Dans le cas de Pierre Lavoie, il n’est pas intervenu comme acteur social sur un terrain vierge. La promotion des saines habitudes de vie, à travers des activités collectives mais visant une prise en main individuelle de chacun sur sa propre santé, est développée par de nombreux acteurs dans la plupart des pays occidentaux. Récemment, on peut penser à la campagne Let’s Move, lancée par Michelle Obama à titre de première dame des États-Unis, ou au Québec aux campagnes de Québec en forme. L’anthropologue Raymond Massé (1999) explique que les initiatives issues du courant de la santé publique bénéficient d’une bonne acceptabilité sociale du fait qu’elles concordent avec l’individualisme et la rationalité néolibérale qui prédominent de nos jours. La campagne de santé publique que mène Pierre Lavoie au niveau de l’activité physique trouve bien sa place dans une période et une configuration favorisant le contenu normatif proposé.

Bibliographie
  • David Bornstein (2007). How to change the world. Social entrepreneurs and the power of new ideas, New York, Oxford University Press, 358 pages.
  • Émile Durkheim (2010). Sociologie et philosophie, Paris, Les éditions Quadrige, 141 pages.
  • Raymond Massé (1999). « La santé publique comme nouvelle moralité », dans Pierre Fortin (dir.). La réforme de la santé au Québec, Montréal, Les Éditions Fides, Cahier de recherche éthique, n° 22, p. 155-174.
  • Éric Pineault (1997). « Le retour de la charité. La solidarité saisie par la main invisible », Cahiers de recherche sociologique, n° 29, 1997, p. 79-102.
  • Dominique Wolton (1997). Penser la communication, Paris, Les éditions Flammarion, 401 pages.
Pour aller plus loin
  • Fusco, C. (2012). « Governing Play: Moral Geographies, Healthification, and Neoliberal Urban Imaginaries », dans D. L. Andrews & L. M. Silk (Éd.), Sport and Neoliberalism.
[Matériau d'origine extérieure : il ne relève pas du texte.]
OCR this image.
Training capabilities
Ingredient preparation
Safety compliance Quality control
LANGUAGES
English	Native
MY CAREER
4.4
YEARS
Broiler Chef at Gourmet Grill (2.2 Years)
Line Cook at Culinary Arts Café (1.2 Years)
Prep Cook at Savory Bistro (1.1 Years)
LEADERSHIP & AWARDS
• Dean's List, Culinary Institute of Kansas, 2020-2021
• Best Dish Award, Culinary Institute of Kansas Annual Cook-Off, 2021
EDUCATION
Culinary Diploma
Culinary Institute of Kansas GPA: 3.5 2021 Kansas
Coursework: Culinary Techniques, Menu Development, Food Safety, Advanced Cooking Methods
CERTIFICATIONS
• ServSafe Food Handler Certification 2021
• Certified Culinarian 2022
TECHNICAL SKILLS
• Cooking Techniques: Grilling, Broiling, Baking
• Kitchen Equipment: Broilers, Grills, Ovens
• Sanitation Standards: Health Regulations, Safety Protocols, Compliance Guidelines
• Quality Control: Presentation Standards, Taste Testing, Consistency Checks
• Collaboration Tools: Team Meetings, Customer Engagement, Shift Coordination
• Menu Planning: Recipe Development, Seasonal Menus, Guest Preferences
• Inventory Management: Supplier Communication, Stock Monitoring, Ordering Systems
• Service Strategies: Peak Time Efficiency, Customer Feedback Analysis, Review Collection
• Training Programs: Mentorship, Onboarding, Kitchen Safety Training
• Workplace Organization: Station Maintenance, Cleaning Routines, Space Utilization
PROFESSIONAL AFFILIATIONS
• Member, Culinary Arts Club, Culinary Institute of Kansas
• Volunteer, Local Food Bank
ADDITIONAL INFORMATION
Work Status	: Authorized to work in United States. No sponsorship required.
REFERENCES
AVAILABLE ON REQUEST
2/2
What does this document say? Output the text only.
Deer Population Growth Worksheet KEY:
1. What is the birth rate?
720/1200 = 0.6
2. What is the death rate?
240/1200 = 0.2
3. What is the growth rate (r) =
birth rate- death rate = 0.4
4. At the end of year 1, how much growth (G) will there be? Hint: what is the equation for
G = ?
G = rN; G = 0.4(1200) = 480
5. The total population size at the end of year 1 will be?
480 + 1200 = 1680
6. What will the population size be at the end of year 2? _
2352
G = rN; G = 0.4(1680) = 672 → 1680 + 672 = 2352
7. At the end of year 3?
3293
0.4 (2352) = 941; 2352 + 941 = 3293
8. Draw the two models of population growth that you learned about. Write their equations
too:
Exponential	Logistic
Politics, Consumption, and Culture, Philadelphia, Pennsylvania: Temple University Press, p. 143‑159.
  • King, S. (2004). « Pink Ribbons Inc: breast cancer activism and the politics of philanthropy », International Journal of Qualitative Studies in Education17(4), p. 473‑492.
  • King, S. (2012). « Civic Fitness. The Body Politics of Commodity Activism », dans R. Mukherjee (Éd.), Commodity Activism. Cultural Resistance in Neoliberal Times, New York & London: New York University Press, p. 199‑218.
Notes de bas de page
  • [1] Si les idées sont pour prendre racine et se répandre, elles ont besoin de champions – des personnes obsédées qui possèdent les compétences, la motivation, l’énergie et l’obstination pour faire tout ce qui est nécessaire pour les faire avancer : persuader, inspirer, séduire, cajoler, éclairer, toucher les cœurs, atténuer les peurs, changer les perceptions, articuler du sens et les faire manœuvrer ingénieusement à travers les systèmes. (ma traduction)
  • [2] David Bornstein, How to Change the World. Social Entrepreneurs and the Power of New Ideas, New York, Oxford University Press, 2007, p.94.